The tensions are likely to be felt keenly in the next several days in Washington. Mr Netanyahu is likely to face a friendly audience at Congress on Monday where he will address US legislators after soliciting an invitation from John Boehner, the Republican House speaker in March.

Israel garners near-total bipartisan support in Congress, not least due to the efforts of very effective pro-Israel lobbying groups, the most significant of which is Aipac, where Mr Obama will also speak tomorrow.

There the US president is likely to face a far more hostile crowd.

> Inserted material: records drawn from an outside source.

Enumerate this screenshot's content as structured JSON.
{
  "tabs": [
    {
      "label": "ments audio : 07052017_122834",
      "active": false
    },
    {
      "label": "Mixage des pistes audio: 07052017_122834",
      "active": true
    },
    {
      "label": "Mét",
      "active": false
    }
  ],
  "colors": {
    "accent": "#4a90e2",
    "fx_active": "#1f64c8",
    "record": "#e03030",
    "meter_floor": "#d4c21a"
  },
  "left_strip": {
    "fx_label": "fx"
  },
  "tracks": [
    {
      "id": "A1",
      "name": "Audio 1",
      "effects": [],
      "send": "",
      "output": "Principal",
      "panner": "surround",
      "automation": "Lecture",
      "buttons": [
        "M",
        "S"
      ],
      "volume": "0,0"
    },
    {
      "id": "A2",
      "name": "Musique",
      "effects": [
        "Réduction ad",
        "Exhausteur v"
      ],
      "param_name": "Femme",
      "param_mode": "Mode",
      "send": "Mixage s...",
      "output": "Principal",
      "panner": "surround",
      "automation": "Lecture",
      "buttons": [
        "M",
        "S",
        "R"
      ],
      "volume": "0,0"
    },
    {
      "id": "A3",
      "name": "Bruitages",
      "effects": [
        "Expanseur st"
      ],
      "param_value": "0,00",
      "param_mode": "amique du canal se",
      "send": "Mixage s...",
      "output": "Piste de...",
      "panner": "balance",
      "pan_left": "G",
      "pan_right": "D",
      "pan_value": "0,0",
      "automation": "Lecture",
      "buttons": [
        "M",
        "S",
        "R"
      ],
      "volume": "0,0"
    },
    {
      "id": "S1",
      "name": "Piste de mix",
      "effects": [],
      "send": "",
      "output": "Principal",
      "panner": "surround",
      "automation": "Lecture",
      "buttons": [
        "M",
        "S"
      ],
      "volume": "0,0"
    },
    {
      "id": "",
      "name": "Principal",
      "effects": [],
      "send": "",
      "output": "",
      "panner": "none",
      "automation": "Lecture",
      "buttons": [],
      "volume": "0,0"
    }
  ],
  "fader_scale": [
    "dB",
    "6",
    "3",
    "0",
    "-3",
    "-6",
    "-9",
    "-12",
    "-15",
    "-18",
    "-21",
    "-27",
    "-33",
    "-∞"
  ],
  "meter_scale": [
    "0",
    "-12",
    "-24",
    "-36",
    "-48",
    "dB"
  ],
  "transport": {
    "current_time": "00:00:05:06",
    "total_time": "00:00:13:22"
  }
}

After Mr Obama's speech on Thursday, the Aipac President Lee Rosenberg sent out e-mails to delegates not to boo the president during his speech. "We ask that you act and react to every speech, address, and briefing that will be offered as part of the conference programme in only the most positive manner," Mr Rosenberg wrote.

Mr Obama is set to underline, yet again, America's "unshakeable bond" with Israel during the speech but is not otherwise

expected to make any major policy announcements. Mr Clemons, however, cautioned that Mr Obama has a tendency to "say something really great … and then walk it back".

For the first time, Aipac will not hold its conference uncontested. A countermovement, Move Over Aipac, is organising its first

conference concurrently in an attempt to "wean US policy away from Aipac's grip", according to Medea Benjamin, one of the organisers.

"Right now US policy is written by Aipac, includes unconditional support for Israel and is a barrier to a just solution," Ms Benjamin said at a demonstration outside the White House yesterday.

Some 100 activists had turned up to protest Mr Netanyahu's meeting with Mr Obama. "Tax dollars for jobs and schools, not

apartheid," read one placard. "Stop US military aid for Israeli war crimes," read another.

Five pro-Israel demonstrators with Israeli and American flags had taken up an opposite position.

"Thank God for democracy", scoffed one of them, a man holding a sign that read, "Support Israel, Destroy Hamas", which won the last Palestinian parliamentary elections in 2006.